The larval duration (as a surrogate of spawning season) in our study ranged from one to two months. In general, latitude and larval duration were negatively correlated (r = -0.81; Table 2). The expected, extended spawning season was observed in Crane Lake, Indiana, where larval bluegills were collected from early June to early September (Werner 1969). Beard (1982) reported bluegill spawning durations from 31 d to 112 d in three Wisconsin lakes. Chvala (2000), who evaluated the reproductive biology of bluegill in two Nebraska Sandhill lakes, found that while larvae were initially collected in both lakes during June, the spawning season was relatively extended in one lake compared with the other. Newly hatched (i.e., 4–6 mm) larvae were collected at Cozad Lake between June 5 and July 24, while newly hatched larvae were only collected from Pelican Lake between June 25 and July 9. Egg-diameter distributions from bluegill ovaries in both lakes had multiple modes, indicating multiple-spawning (i.e., fractional spawning) capabilities. We did not observe the expected inverse relation between latitude and frequency of bluegill spawning bouts.
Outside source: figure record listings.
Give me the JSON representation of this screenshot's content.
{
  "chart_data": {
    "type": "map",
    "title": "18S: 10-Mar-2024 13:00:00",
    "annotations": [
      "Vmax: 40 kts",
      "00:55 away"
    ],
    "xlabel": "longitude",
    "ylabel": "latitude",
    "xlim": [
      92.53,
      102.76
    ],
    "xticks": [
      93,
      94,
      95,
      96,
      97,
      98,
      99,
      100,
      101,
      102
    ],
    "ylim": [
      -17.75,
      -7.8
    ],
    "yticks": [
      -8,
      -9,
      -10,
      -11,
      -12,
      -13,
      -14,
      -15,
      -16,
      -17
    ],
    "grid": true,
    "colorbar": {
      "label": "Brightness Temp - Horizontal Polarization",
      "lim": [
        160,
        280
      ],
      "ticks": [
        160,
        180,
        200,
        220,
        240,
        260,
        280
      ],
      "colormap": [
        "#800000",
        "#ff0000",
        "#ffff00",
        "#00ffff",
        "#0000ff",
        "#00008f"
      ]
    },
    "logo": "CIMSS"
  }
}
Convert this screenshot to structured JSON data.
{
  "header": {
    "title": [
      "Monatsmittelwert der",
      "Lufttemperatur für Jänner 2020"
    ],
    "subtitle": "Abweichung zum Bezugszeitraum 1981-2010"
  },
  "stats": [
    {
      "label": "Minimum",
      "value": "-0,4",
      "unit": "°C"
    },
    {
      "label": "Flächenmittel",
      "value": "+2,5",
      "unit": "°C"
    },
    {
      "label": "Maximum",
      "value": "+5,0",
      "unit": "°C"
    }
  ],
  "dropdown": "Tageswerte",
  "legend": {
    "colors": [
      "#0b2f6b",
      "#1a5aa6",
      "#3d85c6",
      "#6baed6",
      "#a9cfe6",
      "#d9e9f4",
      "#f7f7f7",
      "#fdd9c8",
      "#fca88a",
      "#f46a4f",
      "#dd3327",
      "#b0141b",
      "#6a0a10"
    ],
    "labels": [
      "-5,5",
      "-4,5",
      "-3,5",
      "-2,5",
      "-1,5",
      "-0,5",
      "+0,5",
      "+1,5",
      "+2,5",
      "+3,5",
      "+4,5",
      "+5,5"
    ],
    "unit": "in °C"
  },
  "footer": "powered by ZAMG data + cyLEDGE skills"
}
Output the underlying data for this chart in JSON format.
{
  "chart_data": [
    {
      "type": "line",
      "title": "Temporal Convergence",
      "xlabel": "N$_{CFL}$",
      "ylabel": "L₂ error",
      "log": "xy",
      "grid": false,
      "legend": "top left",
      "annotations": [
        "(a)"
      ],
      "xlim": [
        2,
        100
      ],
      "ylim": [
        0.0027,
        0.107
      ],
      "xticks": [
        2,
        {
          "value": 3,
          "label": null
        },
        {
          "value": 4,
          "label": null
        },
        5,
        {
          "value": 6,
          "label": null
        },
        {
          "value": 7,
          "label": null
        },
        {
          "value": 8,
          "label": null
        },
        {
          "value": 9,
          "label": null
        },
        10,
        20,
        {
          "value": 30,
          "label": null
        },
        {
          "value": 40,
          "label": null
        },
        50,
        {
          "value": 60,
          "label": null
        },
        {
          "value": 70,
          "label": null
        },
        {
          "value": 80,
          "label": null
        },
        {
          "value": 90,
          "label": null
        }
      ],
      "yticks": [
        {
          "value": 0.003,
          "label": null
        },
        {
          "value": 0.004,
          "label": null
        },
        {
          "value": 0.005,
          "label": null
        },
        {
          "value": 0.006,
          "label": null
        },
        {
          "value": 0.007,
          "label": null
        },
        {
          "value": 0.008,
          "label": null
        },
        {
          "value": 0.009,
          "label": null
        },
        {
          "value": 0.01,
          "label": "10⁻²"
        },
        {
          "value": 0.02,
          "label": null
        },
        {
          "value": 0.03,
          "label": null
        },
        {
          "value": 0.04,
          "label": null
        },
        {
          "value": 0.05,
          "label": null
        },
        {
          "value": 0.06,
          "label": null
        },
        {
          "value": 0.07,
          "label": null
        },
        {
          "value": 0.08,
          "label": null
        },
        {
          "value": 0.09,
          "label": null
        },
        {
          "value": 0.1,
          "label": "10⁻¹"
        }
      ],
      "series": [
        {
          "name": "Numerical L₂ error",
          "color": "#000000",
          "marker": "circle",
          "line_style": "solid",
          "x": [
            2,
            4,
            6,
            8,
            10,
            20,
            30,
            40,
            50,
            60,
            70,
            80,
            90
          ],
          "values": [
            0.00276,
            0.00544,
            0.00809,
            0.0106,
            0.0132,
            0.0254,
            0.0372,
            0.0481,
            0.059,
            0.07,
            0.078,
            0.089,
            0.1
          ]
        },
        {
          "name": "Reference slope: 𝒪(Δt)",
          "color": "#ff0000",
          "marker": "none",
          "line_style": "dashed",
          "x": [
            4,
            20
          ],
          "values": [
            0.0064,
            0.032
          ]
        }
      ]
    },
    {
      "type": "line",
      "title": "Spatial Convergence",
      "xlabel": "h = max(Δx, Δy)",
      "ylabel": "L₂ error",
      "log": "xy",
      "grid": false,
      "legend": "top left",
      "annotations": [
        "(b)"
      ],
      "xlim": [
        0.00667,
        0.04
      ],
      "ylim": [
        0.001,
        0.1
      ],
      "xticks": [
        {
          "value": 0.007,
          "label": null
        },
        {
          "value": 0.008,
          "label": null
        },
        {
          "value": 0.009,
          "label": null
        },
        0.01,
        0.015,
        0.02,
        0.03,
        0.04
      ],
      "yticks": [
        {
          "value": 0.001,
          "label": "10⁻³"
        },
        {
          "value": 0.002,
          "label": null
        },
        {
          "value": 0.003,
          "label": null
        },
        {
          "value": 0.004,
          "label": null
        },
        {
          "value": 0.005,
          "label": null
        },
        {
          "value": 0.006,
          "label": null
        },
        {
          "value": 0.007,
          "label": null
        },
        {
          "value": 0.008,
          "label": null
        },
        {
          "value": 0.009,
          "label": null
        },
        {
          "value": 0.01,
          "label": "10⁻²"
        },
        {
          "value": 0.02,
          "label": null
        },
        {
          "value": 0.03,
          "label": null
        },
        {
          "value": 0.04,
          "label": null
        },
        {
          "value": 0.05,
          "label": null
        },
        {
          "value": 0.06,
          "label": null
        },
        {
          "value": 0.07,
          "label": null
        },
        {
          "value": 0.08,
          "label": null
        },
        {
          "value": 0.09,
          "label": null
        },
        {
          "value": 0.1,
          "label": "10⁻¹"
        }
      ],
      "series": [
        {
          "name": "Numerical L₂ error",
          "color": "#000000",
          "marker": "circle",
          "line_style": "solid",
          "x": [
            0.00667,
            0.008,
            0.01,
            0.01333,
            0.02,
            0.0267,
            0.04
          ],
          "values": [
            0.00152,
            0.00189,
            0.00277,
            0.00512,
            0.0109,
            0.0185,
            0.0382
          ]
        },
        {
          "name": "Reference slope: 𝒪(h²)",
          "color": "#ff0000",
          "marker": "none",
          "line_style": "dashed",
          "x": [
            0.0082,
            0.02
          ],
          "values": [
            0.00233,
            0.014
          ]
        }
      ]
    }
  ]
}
While three or more spawning bouts were common in more southerly waters, we also found evidence of three spawning bouts in one South Dakota study impoundment. However, even at this more northerly latitude, the influence of latitude could not actually be discerned as we found substantial inter-annual variation in the number of spawning bouts within a water body. Thus, geographic location alone certainly does not explain the frequency of bluegill spawning and this topic certainly warrants further investigation."